🤖 AI Summary
Existing contrastive learning paradigms (e.g., InfoNCE) rely on binary relevance labels, treating all unlabeled documents as equally negative and thus ignoring fine-grained relevance distinctions while remaining vulnerable to label noise. To address this, we propose a fully synthetic multi-level ranking training framework: it replaces human-annotated documents with synthetically generated query–document pairs—each assigned explicit relevance grades—using open-source large language models. We further introduce a list-wise Wasserstein loss that directly models distributional distances between ranked document sequences, aligning with the ordinal nature of ranking. This is the first multi-level relevance training method that requires no real document annotations whatsoever. Experiments demonstrate that our approach significantly outperforms InfoNCE across multiple IR benchmarks, achieves superior zero-shot transfer performance on BEIR, matches fully supervised methods in effectiveness, and exhibits greater robustness to distributional shift.
📝 Abstract
Recent advancements in large language models (LLMs) have allowed the augmentation of information retrieval (IR) pipelines with synthetic data in various ways. Yet, the main training paradigm remains: contrastive learning with binary relevance labels and the InfoNCE loss, where one positive document is compared against one or more negatives.
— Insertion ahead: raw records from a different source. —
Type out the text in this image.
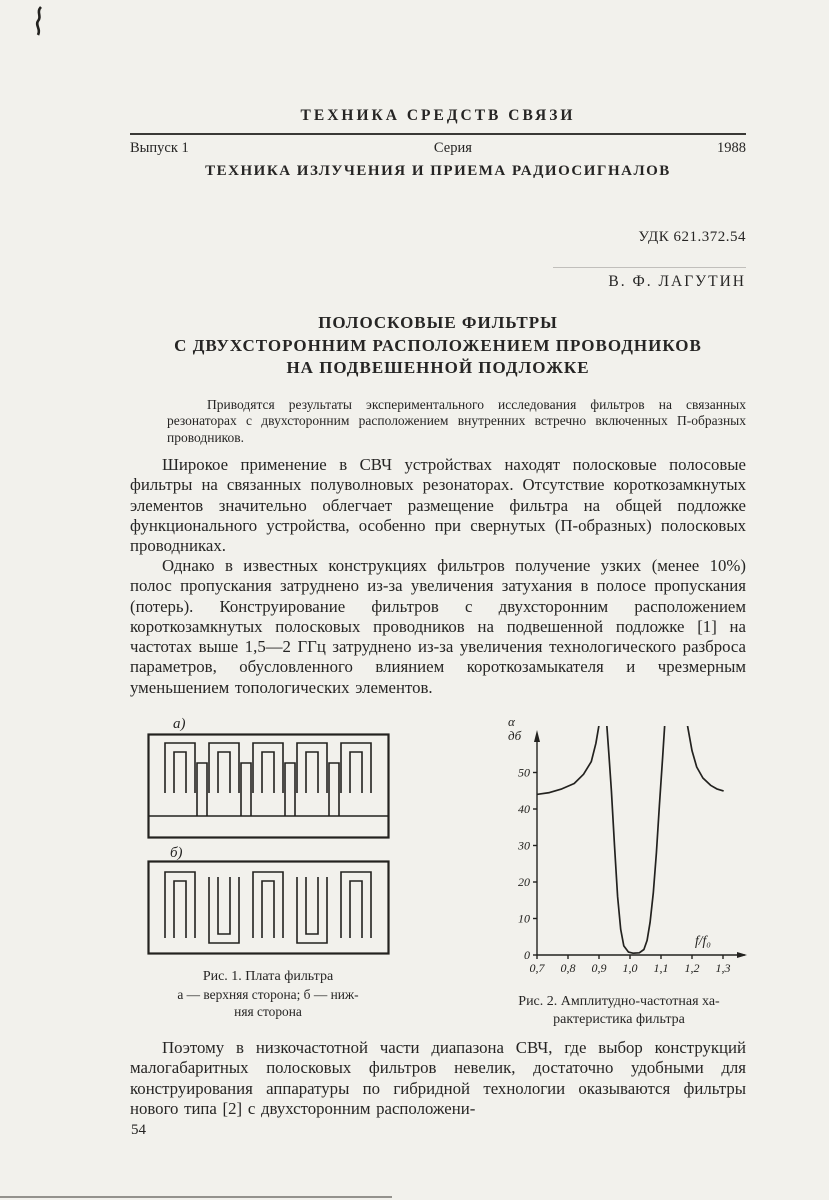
ТЕХНИКА СРЕДСТВ СВЯЗИ
Выпуск 1	Серия	1988
ТЕХНИКА ИЗЛУЧЕНИЯ И ПРИЕМА РАДИОСИГНАЛОВ
УДК 621.372.54
В. Ф. ЛАГУТИН
ПОЛОСКОВЫЕ ФИЛЬТРЫ
С ДВУХСТОРОННИМ РАСПОЛОЖЕНИЕМ ПРОВОДНИКОВ
НА ПОДВЕШЕННОЙ ПОДЛОЖКЕ
Приводятся результаты экспериментального исследования фильтров на связанных резонаторах с двухсторонним расположением внутренних встречно включенных П-образных проводников.
Широкое применение в СВЧ устройствах находят полосковые полосовые фильтры на связанных полуволновых резонаторах. Отсутствие короткозамкнутых элементов значительно облегчает размещение фильтра на общей подложке функционального устройства, особенно при свернутых (П-образных) полосковых проводниках.
Однако в известных конструкциях фильтров получение узких (менее 10%) полос пропускания затруднено из-за увеличения затухания в полосе пропускания (потерь). Конструирование фильтров с двухсторонним расположением короткозамкнутых полосковых проводников на подвешенной подложке [1] на частотах выше 1,5—2 ГГц затруднено из-за увеличения технологического разброса параметров, обусловленного влиянием короткозамыкателя и чрезмерным уменьшением топологических элементов.
а)
б)
Рис. 1. Плата фильтра
а — верхняя сторона; б — ниж-
няя сторона
0
10
20
30
40
50
0,7 0,8 0,9 1,0 1,1 1,2 1,3
α
дб
f/f₀
Рис. 2. Амплитудно-частотная ха-
рактеристика фильтра
Поэтому в низкочастотной части диапазона СВЧ, где выбор конструкций малогабаритных полосковых фильтров невелик, достаточно удобными для конструирования аппаратуры по гибридной технологии оказываются фильтры нового типа [2] с двухсторонним расположени-
54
This objective treats all documents that are not explicitly annotated as relevant on an equally negative footing, regardless of their actual degree of relevance, thus (a) missing subtle nuances that are useful for ranking and (b) being susceptible to annotation noise. To overcome this limitation, in this work we forgo real training documents and annotations altogether and use open-source LLMs to directly generate synthetic documents that answer real user queries according to several different levels of relevance. This fully synthetic ranking context of graduated relevance, together with an appropriate list-wise loss (Wasserstein distance), enables us to train dense retrievers in a way that better captures the ranking task. Experiments on various IR datasets show that our proposed approach outperforms conventional training with InfoNCE by a large margin. Without using any real documents for training, our dense retriever significantly outperforms the same retriever trained through self-supervision. More importantly, it matches the performance of the same retriever trained on real, labeled training documents of the same dataset, while being more robust to distribution shift and clearly outperforming it when evaluated zero-shot on the BEIR dataset collection.